23 November 2006

There are not enough stars in Boston. Stars, like the kind in the sky, which depending on how far you are, could be the icy tips of invisible stalactites or possibly, mutilated balls of burning gas floating aimlessly through a black void. Fortunately, we are very, very far, and the air outside is -- as it happens without fail in this neck of the woods in Maine -- very, very cold. So cold, in fact, that it feels like a different shade of cold every time I step outside, as if the particular combination of the stars and the wisps of clouds and the dry, clear night elicit a sort of poetic amnesia. A short term memory loss brought on by feelings of metaphysical insignificance, in turn brought on by the looming face of infinity every time I look up. Then there's the desire to record every drop of sensation somehow--in words, in calculable thoughts (etch it in the temporal lobe, practice dreaming), in action. But what performance of a verb could possibly capture frost? Or the cruel bent of a tree branch? In fact, I can tell you it's hardly cruel at all in the daylight, and that bodily ache of mine for a word or a sentence, a tome, a treatise on my right to be here, all but disappears after I've digested breakfast. This is the time of day when more than just thought comes into the light. Revelations. A remedy for hate in other people's countries, or for love in mine. No, nothing nearly so important. Whims. Insights. Poetry a delusion, a false celebration that we've mastered and intensified our experience and somehow established a nameless corner of humanity against the blank wall just beyond our crystalizing breath. But what it celebrates, indeed, deifies, is worth the falsehood. The critic T.E. Hulme hated romanticism, thought it mystical nonsense. But when I'm standing here, home but not home, the trees empty, having given their way to the freedom of spacious leaflessness, I wonder if he was just missing the point of his own insight:
By the perverted rhetoric of Rationalism, your natural instincts are suppressed and you are converted into an agnostic...You don't believe in a God, so you begin to believe that man is a god.

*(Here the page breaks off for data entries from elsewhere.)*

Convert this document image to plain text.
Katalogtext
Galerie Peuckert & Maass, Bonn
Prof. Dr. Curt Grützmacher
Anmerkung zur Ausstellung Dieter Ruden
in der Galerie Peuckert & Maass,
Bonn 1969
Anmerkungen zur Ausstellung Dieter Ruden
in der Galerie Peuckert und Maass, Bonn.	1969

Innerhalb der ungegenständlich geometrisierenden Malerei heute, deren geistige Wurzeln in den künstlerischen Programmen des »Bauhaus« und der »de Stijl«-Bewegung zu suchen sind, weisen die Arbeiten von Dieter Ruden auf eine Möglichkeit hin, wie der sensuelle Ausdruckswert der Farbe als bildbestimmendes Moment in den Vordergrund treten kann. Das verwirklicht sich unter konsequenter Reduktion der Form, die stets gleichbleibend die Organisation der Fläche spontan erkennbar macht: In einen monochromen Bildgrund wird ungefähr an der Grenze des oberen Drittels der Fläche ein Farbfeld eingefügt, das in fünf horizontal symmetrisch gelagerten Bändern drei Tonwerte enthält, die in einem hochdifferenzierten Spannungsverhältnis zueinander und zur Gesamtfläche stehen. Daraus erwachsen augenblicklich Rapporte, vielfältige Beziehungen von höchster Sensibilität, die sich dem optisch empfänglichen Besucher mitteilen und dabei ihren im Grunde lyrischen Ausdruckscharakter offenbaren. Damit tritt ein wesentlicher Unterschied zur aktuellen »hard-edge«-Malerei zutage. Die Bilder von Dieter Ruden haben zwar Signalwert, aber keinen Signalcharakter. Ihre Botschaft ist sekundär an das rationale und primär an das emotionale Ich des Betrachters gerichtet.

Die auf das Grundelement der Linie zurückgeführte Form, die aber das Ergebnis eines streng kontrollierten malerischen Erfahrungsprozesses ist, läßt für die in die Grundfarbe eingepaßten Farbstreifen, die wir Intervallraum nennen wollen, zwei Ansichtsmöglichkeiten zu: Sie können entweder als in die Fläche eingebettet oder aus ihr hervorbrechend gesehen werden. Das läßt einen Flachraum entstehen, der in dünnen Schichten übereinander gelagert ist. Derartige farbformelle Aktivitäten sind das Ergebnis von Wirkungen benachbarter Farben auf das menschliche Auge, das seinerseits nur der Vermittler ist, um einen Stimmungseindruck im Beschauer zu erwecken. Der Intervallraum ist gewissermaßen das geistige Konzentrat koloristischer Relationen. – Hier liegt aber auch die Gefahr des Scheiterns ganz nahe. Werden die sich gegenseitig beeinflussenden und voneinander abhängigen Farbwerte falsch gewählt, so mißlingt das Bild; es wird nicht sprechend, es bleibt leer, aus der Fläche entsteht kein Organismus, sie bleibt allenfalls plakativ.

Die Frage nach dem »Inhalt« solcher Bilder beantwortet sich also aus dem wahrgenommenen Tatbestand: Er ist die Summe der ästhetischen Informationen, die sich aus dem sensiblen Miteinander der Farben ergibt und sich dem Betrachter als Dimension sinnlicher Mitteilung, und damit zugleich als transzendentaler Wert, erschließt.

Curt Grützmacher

You don't believe in Heaven, so you begin to believe in a heaven on earth. Romanticism then, and this is the best definition I can give of it, is spilt religion.
Here's to spilt religion: futile metaphors and wordless mumblings: prayer, expression, and the failure of both: to leaves, trees, the grass and the birds: quiet despair, rambling exultation, and the faint vibrations of stars in the firmament, in the dark, on cold, cold nights.